Confronted with such massive job losses, older workers can choose to retire or to keep looking for a new job. The unemployment rate data already suggest that older workers in particular chose to stay in the labor market and look for a new job, given that the unemployment rate only includes those looking for work and is especially high among older workers in this current recession.

Since older workers now tend to stay in the labor market longer than in past recessions, we would expect this to affect Social Security benefits. In the past, older workers may have chosen to retire early upon losing their jobs in a recession. Yet, retiring before reaching full retirement age means accepting permanently lower Social Security benefits.
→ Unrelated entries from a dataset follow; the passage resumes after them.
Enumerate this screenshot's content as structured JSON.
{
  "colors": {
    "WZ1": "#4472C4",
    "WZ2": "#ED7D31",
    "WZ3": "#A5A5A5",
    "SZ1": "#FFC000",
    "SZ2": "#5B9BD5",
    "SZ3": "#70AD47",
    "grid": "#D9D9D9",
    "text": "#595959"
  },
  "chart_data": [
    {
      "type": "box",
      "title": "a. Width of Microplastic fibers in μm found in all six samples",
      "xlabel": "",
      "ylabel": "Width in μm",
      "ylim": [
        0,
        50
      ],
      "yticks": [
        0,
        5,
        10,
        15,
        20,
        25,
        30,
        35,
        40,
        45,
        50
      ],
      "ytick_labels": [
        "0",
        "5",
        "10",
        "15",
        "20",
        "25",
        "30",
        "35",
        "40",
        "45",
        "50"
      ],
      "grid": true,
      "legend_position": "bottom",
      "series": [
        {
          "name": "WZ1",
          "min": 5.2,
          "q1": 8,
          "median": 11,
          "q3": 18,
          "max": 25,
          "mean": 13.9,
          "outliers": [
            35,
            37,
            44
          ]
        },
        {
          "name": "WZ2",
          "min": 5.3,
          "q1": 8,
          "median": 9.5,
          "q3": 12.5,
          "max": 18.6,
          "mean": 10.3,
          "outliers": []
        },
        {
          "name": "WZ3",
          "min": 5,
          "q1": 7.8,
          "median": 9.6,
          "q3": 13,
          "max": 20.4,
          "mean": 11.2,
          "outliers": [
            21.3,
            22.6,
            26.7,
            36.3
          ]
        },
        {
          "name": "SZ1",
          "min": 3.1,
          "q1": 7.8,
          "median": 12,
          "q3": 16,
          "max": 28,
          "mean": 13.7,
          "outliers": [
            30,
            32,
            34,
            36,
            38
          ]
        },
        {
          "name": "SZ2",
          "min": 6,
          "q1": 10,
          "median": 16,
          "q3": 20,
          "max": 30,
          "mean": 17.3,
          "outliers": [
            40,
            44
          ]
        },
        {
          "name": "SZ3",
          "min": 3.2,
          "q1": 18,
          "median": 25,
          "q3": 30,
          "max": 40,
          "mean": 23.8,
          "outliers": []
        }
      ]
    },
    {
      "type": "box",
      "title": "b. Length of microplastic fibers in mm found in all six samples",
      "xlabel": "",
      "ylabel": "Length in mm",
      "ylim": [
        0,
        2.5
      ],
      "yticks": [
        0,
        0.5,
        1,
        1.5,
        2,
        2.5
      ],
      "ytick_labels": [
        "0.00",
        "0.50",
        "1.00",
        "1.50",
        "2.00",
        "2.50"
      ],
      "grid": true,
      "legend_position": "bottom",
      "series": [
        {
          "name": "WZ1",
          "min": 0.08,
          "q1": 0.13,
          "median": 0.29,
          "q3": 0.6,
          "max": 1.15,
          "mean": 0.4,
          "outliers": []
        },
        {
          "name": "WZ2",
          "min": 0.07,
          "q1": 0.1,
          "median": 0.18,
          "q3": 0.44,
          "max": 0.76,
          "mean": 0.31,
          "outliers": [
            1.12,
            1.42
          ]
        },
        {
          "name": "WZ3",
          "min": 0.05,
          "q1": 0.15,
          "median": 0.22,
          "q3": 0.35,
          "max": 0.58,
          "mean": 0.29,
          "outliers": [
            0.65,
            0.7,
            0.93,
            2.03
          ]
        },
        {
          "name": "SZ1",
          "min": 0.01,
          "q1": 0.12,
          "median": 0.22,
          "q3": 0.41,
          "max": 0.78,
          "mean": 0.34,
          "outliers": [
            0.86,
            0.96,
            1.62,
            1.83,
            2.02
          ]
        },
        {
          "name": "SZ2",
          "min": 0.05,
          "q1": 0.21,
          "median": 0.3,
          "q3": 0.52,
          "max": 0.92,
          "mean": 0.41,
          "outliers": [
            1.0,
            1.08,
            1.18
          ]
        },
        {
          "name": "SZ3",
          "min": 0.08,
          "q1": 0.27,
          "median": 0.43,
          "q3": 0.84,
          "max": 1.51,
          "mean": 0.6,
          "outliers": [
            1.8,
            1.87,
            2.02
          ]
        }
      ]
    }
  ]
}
For this reason, average Social Security benefits quickly dropped in past recessions before eventually growing again (see figure below). This time, older workers often keep working and, therefore, average Social Security retirement benefits increased, rather than stalled, for the first four months of the recession (see figure below). Early retirement does not seem to be an attractive option for many who lost their jobs, because they need the extra income to make ends meet. With insufficient savings for retirement, they may also be more wary of accepting the lower Social Security benefits that come with early retirement, even if they struggle to find work.

The retirement crisis is playing out right before our eyes. Many older workers kept on working to supplement meager savings, amid high health care costs, widespread debt and caregiving responsibilities for family members. With temporary job losses turning increasingly permanent, many older workers will eventually leave the labor market for good and face a less than golden retirement.